Liebe braucht kein WortKüssen ist Kommunikation – in der Liebe und anderswo.
Ausgabe: 2004/02, Liebe, Küssen,
07.01.2004
- Heinz Niederleitner
Oma, Mutter, Freundin: Zu Weihnachten und Silvester hatte das Küssen wieder Hochsaison, ob man wollte oder nicht. Woher aber kommt das Küssen und was steckt dahinter?

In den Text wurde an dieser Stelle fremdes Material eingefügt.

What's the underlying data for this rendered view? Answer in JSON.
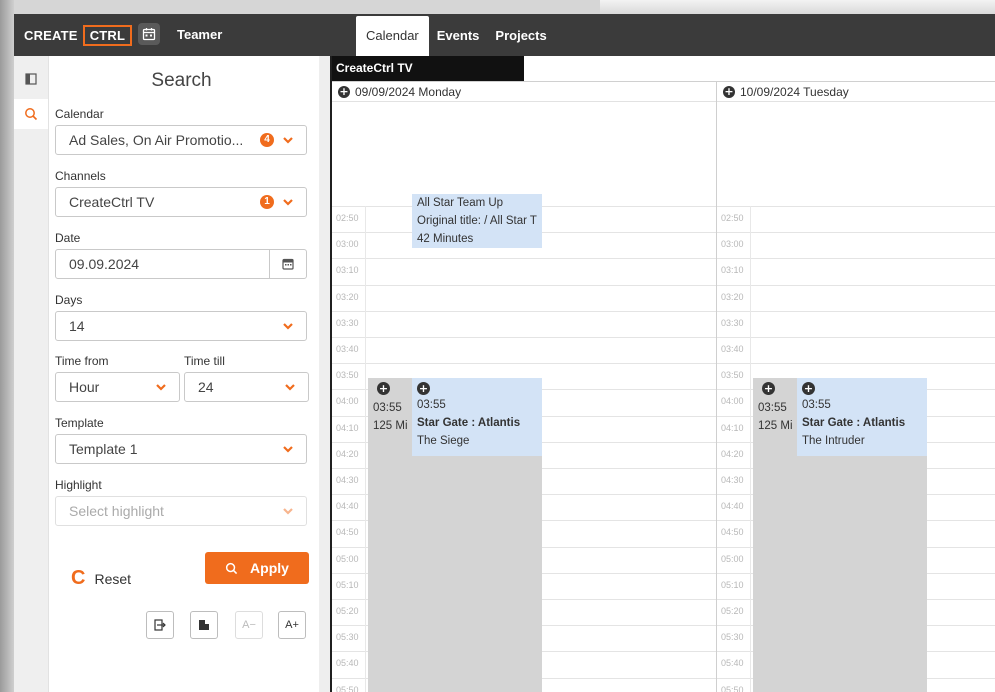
{
  "topbar": {
    "brand_prefix": "CREATE",
    "brand_boxed": "CTRL",
    "app_name": "Teamer",
    "tabs": [
      "Calendar",
      "Events",
      "Projects"
    ]
  },
  "search": {
    "title": "Search",
    "calendar_label": "Calendar",
    "calendar_value": "Ad Sales, On Air Promotio...",
    "calendar_badge": "4",
    "channels_label": "Channels",
    "channels_value": "CreateCtrl TV",
    "channels_badge": "1",
    "date_label": "Date",
    "date_value": "09.09.2024",
    "days_label": "Days",
    "days_value": "14",
    "time_from_label": "Time from",
    "time_from_value": "Hour",
    "time_till_label": "Time till",
    "time_till_value": "24",
    "template_label": "Template",
    "template_value": "Template 1",
    "highlight_label": "Highlight",
    "highlight_placeholder": "Select highlight",
    "reset_label": "Reset",
    "apply_label": "Apply",
    "font_decrease": "A−",
    "font_increase": "A+"
  },
  "calendar": {
    "channel": "CreateCtrl TV",
    "days": [
      {
        "label": "09/09/2024 Monday"
      },
      {
        "label": "10/09/2024 Tuesday"
      }
    ],
    "times": [
      "02:50",
      "03:00",
      "03:10",
      "03:20",
      "03:30",
      "03:40",
      "03:50",
      "04:00",
      "04:10",
      "04:20",
      "04:30",
      "04:40",
      "04:50",
      "05:00",
      "05:10",
      "05:20",
      "05:30",
      "05:40",
      "05:50"
    ],
    "all_star": {
      "line1": "All Star Team Up",
      "line2": "Original title: / All Star T",
      "line3": "42 Minutes"
    },
    "monday": {
      "left_time": "03:55",
      "left_duration": "125 Mi",
      "event_time": "03:55",
      "event_title": "Star Gate : Atlantis",
      "event_episode": "The Siege"
    },
    "tuesday": {
      "left_time": "03:55",
      "left_duration": "125 Mi",
      "event_time": "03:55",
      "event_title": "Star Gate : Atlantis",
      "event_episode": "The Intruder"
    }
  }
}
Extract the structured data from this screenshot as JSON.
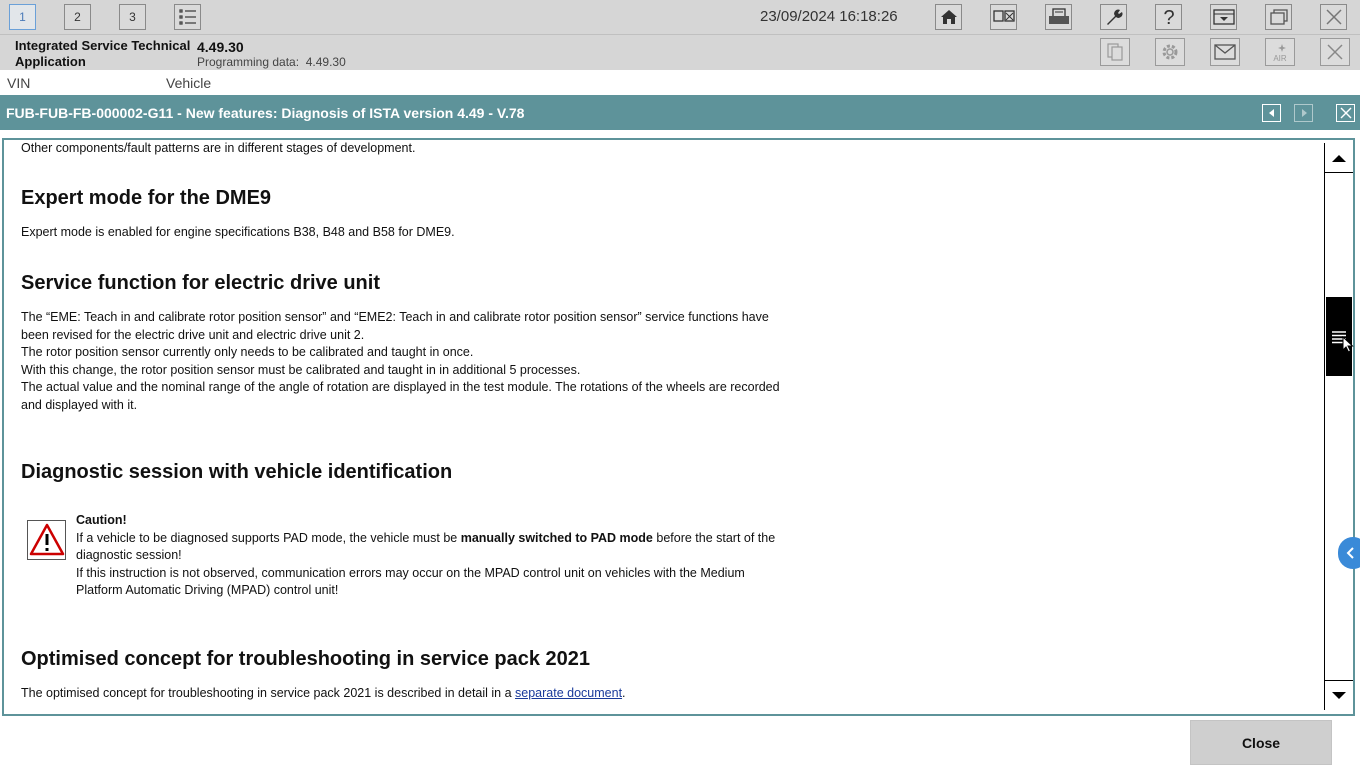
{
  "toolbar": {
    "tabs": [
      "1",
      "2",
      "3"
    ],
    "datetime": "23/09/2024 16:18:26",
    "icons": [
      "list-icon",
      "home-icon",
      "display-settings-icon",
      "printer-icon",
      "wrench-icon",
      "help-icon",
      "dropdown-panel-icon",
      "window-icon",
      "close-icon"
    ]
  },
  "infobar": {
    "app_name": "Integrated Service Technical Application",
    "version": "4.49.30",
    "programming_label": "Programming data:",
    "programming_value": "4.49.30"
  },
  "vinrow": {
    "vin_label": "VIN",
    "vehicle_label": "Vehicle"
  },
  "document": {
    "title": "FUB-FUB-FB-000002-G11 - New features: Diagnosis of ISTA version 4.49 - V.78",
    "intro_line": "Other components/fault patterns are in different stages of development.",
    "sections": [
      {
        "heading": "Expert mode for the DME9",
        "paragraphs": [
          "Expert mode is enabled for engine specifications B38, B48 and B58 for DME9."
        ]
      },
      {
        "heading": "Service function for electric drive unit",
        "paragraphs": [
          "The “EME: Teach in and calibrate rotor position sensor” and “EME2: Teach in and calibrate rotor position sensor” service functions have been revised for the electric drive unit and electric drive unit 2.",
          "The rotor position sensor currently only needs to be calibrated and taught in once.",
          "With this change, the rotor position sensor must be calibrated and taught in in additional 5 processes.",
          "The actual value and the nominal range of the angle of rotation are displayed in the test module. The rotations of the wheels are recorded and displayed with it."
        ]
      },
      {
        "heading": "Diagnostic session with vehicle identification",
        "caution": {
          "title": "Caution!",
          "line1_pre": "If a vehicle to be diagnosed supports PAD mode, the vehicle must be ",
          "line1_bold": "manually switched to PAD mode",
          "line1_post": " before the start of the diagnostic session!",
          "line2": "If this instruction is not observed, communication errors may occur on the MPAD control unit on vehicles with the Medium Platform Automatic Driving (MPAD) control unit!"
        }
      },
      {
        "heading": "Optimised concept for troubleshooting in service pack 2021",
        "text_pre": "The optimised concept for troubleshooting in service pack 2021 is described in detail in a ",
        "link_text": "separate document",
        "text_post": "."
      }
    ]
  },
  "footer": {
    "close_label": "Close"
  },
  "colors": {
    "header_teal": "#5e939a",
    "toolbar_gray": "#d6d6d6",
    "link_blue": "#1a3a9a",
    "accent_blue": "#3a8ad8"
  }
}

O küsse mich, dein Kuss ist/so süß fast wie des Todes Kuss,/bei deinem Kuss vergißt/mein Herz, dass es noch schlagen muss. (...) So schön diese Zeilen von Hermann Löns (1866–1914) auch sind, ganz der Wahrheit entsprechen sie nicht: Von 60 bis 80 Schlägen pro Minute steigt der Puls eines Menschen beim Küssen auf bis zu 150 Schläge in der Minute. Inniges Küssen zweier Verliebter löst also vielmehr Herzklopfen denn Herzstillstand hervor.
Verschiedene Bedeutung
Küssen hat die verschiedensten Formen und Bedeutungen: Vom langen, innigen Kuss Liebender, über den (über)höflichen (und heute nur mehr angedeuteten) Handkuss, den freundschaftlichen Wangenkuss, den politisch aufgeladenen Bruderkuss bis hin zum Kuss religiös besetzter Gegenstände wie der Petrusstatue im Petersdom. Auch regional ist die Bedeutung des Kusses sehr verschieden: Im asiatischen Raum ist das Küssen fast ausschließlich dem privaten Raum vorbehalten.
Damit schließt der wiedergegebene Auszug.